12 maja Sejm uchwalił nową ustawę dotyczącą wyborów prezydenckich w 2020 r. Zakłada ona, że głosowanie będzie odbywać się w lokalach wyborczych, ale będzie też możliwość głosowania korespondencyjnego. W zeszły czwartek ustawą zajęły się połączone senackie komisje, które we wtorek kontynuowały pracę.

Sporna poprawka wicemarszałek Morawskiej-Staneckiej

Podczas obrad komisji wicemarszałek Senatu Gabriela Morawska-Stanecka (Lewica) zgłosiła poprawkę zakładającą, że ustawa wejdzie w życie 6 sierpnia 2020 r. Poprawka miała zostać uzgodniona przez "liderów większości demokratycznej w Senacie" podczas porannego spotkania u marszałka Tomasza Grodzkiego.

Zdaniem wnioskodawczyni dopiero po opróżnieniu urzędu prezydenta otworzy się "okienko konstytucyjne" do zarządzenia nowych wyborów. Wraz z wicemarszałkiem Michałem Kamińskim (Koalicja Polska) tłumaczyli, że istnieje obawa, iż jeśli marszałek Sejmu wyznaczy wybory wcześniej, np. na 28 czerwca, odbędzie się to poza procedurami konstytucyjnymi i będzie mogło być podstawą unieważnienia wyborów przez Sąd Najwyższy, na przykład w przypadku przegranej Andrzeja Dudy. Wicemarszałkowie powiedzieli, że chcą, aby w tej sprawie wypowiedzieli się konstytucjonaliści. - Chcemy mieć pewność, że nikt nie będzie mógł złożyć skutecznej skargi o nieważności wyborów prezydenckich - powiedziała Morawska-Stanecka.

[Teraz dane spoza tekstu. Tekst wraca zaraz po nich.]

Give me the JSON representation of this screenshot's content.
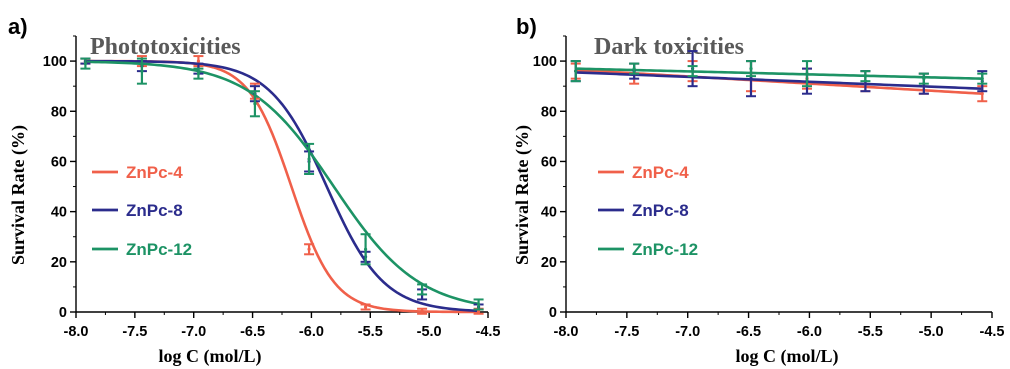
{
  "chart_data": [
    {
      "panel": "a)",
      "type": "line",
      "title": "Phototoxicities",
      "xlabel": "log C (mol/L)",
      "ylabel": "Survival Rate (%)",
      "xlim": [
        -8.0,
        -4.5
      ],
      "ylim": [
        0,
        110
      ],
      "xticks": [
        "-8.0",
        "-7.5",
        "-7.0",
        "-6.5",
        "-6.0",
        "-5.5",
        "-5.0",
        "-4.5"
      ],
      "yticks": [
        "0",
        "20",
        "40",
        "60",
        "80",
        "100"
      ],
      "grid": false,
      "legend_position": "left-middle",
      "x": [
        -7.92,
        -7.44,
        -6.96,
        -6.48,
        -6.02,
        -5.54,
        -5.06,
        -4.58
      ],
      "series": [
        {
          "name": "ZnPc-4",
          "color": "#F0604A",
          "points": [
            [
              -7.92,
              100
            ],
            [
              -7.44,
              100
            ],
            [
              -6.96,
              100
            ],
            [
              -6.48,
              88
            ],
            [
              -6.02,
              25
            ],
            [
              -5.54,
              2
            ],
            [
              -5.06,
              0.3
            ],
            [
              -4.58,
              0.3
            ]
          ],
          "err": [
            1,
            2,
            2,
            3,
            2,
            1,
            1,
            1
          ],
          "fit": {
            "top": 100,
            "bottom": 0,
            "logIC50": -6.17,
            "hill": 2.4
          }
        },
        {
          "name": "ZnPc-8",
          "color": "#2B2C8C",
          "points": [
            [
              -7.92,
              100
            ],
            [
              -7.44,
              98
            ],
            [
              -6.96,
              97
            ],
            [
              -6.48,
              87
            ],
            [
              -6.02,
              60
            ],
            [
              -5.54,
              22
            ],
            [
              -5.06,
              7
            ],
            [
              -4.58,
              2
            ]
          ],
          "err": [
            1,
            2,
            2,
            3,
            4,
            2,
            2,
            1
          ],
          "fit": {
            "top": 100,
            "bottom": 0,
            "logIC50": -5.87,
            "hill": 1.8
          }
        },
        {
          "name": "ZnPc-12",
          "color": "#1D9365",
          "points": [
            [
              -7.92,
              99
            ],
            [
              -7.44,
              96
            ],
            [
              -6.96,
              95
            ],
            [
              -6.48,
              83
            ],
            [
              -6.02,
              61
            ],
            [
              -5.54,
              25
            ],
            [
              -5.06,
              9
            ],
            [
              -4.58,
              3
            ]
          ],
          "err": [
            2,
            5,
            2,
            5,
            6,
            6,
            2,
            2
          ],
          "fit": {
            "top": 100,
            "bottom": 0,
            "logIC50": -5.81,
            "hill": 1.2
          }
        }
      ]
    },
    {
      "panel": "b)",
      "type": "line",
      "title": "Dark toxicities",
      "xlabel": "log C (mol/L)",
      "ylabel": "Survival Rate (%)",
      "xlim": [
        -8.0,
        -4.5
      ],
      "ylim": [
        0,
        110
      ],
      "xticks": [
        "-8.0",
        "-7.5",
        "-7.0",
        "-6.5",
        "-6.0",
        "-5.5",
        "-5.0",
        "-4.5"
      ],
      "yticks": [
        "0",
        "20",
        "40",
        "60",
        "80",
        "100"
      ],
      "grid": false,
      "legend_position": "left-middle",
      "x": [
        -7.92,
        -7.44,
        -6.96,
        -6.48,
        -6.02,
        -5.54,
        -5.06,
        -4.58
      ],
      "series": [
        {
          "name": "ZnPc-4",
          "color": "#F0604A",
          "points": [
            [
              -7.92,
              96
            ],
            [
              -7.44,
              95
            ],
            [
              -6.96,
              96
            ],
            [
              -6.48,
              94
            ],
            [
              -6.02,
              93
            ],
            [
              -5.54,
              92
            ],
            [
              -5.06,
              91
            ],
            [
              -4.58,
              87
            ]
          ],
          "err": [
            3,
            4,
            4,
            6,
            4,
            4,
            4,
            3
          ],
          "fit": {
            "start": 96.5,
            "end": 87
          }
        },
        {
          "name": "ZnPc-8",
          "color": "#2B2C8C",
          "points": [
            [
              -7.92,
              96
            ],
            [
              -7.44,
              96
            ],
            [
              -6.96,
              97
            ],
            [
              -6.48,
              93
            ],
            [
              -6.02,
              92
            ],
            [
              -5.54,
              92
            ],
            [
              -5.06,
              91
            ],
            [
              -4.58,
              92
            ]
          ],
          "err": [
            4,
            3,
            7,
            7,
            5,
            4,
            4,
            4
          ],
          "fit": {
            "start": 95.5,
            "end": 89
          }
        },
        {
          "name": "ZnPc-12",
          "color": "#1D9365",
          "points": [
            [
              -7.92,
              96
            ],
            [
              -7.44,
              97
            ],
            [
              -6.96,
              96
            ],
            [
              -6.48,
              97
            ],
            [
              -6.02,
              95
            ],
            [
              -5.54,
              94
            ],
            [
              -5.06,
              93
            ],
            [
              -4.58,
              93
            ]
          ],
          "err": [
            4,
            2,
            2,
            3,
            5,
            2,
            2,
            2
          ],
          "fit": {
            "start": 97,
            "end": 93
          }
        }
      ]
    }
  ]
}
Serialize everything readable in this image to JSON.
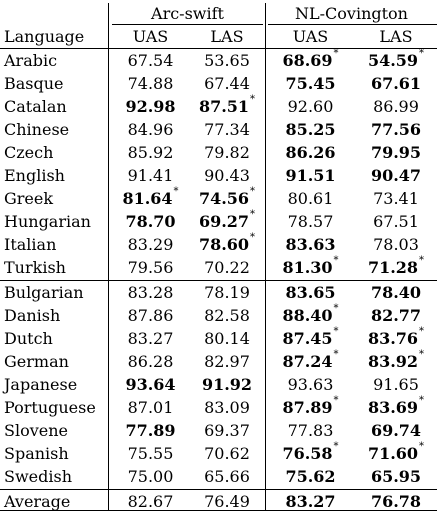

- Większość senacka wróciła w swoje dobrze znane tryby, tryby obstrukcji w Senacie - komentował poprawkę wicemarszałek Senatu Marek Pęk z Prawa i Sprawiedliwości.

Głos w tej sprawie zabrała we wtorek po południu także marszałek Sejmu Elżbieta Witek. - Nie można sobie konstytucją manewrować, jak się komu podoba. Konstytucja jasno i wprost mówi o tym, że wybory prezydenckie muszą odbyć się w określonym terminie, ten termin to jest 6 sierpnia, kiedy kończy się kadencja obecnie urzędującego prezydenta Andrzeja Dudy. Nie może być tak, że po 6 sierpnia nie będziemy mieć głowy państwa - przekonywała Witek.

- Nie ma czegoś takiego jak opróżnienie urzędu prezydenta po 6 sierpnia. Po 6 sierpnia jest koniec kadencji prezydenta, bo konstytucja wyraźnie określa pięć przypadków, w których następuje opróżnienie urzędu prezydenta. To jest: śmierć; zrzeczenie się urzędu; orzeczenie prawomocne Trybunału Stanu; uznanie nieważności wyborów; to jest sytuacja, w której prezydent z innych przyczyn nie może pełnić swojej funkcji - wymieniała marszałek Sejmu.

- Taki przypadek nie ma miejsca. Nie ma czegoś takiego jak opróżnienie urzędu po 6 sierpnia i senatorowie powinni mieć tego świadomość, że po 6 sierpnia, gdyby wybory się nie odbyły, jesteśmy bez głowy państwa - mówiła. Oceniła, że taka sytuacja byłaby "przypadkiem bez precedensu", "bardzo niebezpiecznym i szkodliwym dla demokracji, dla ustroju państwa i jego przyszłości".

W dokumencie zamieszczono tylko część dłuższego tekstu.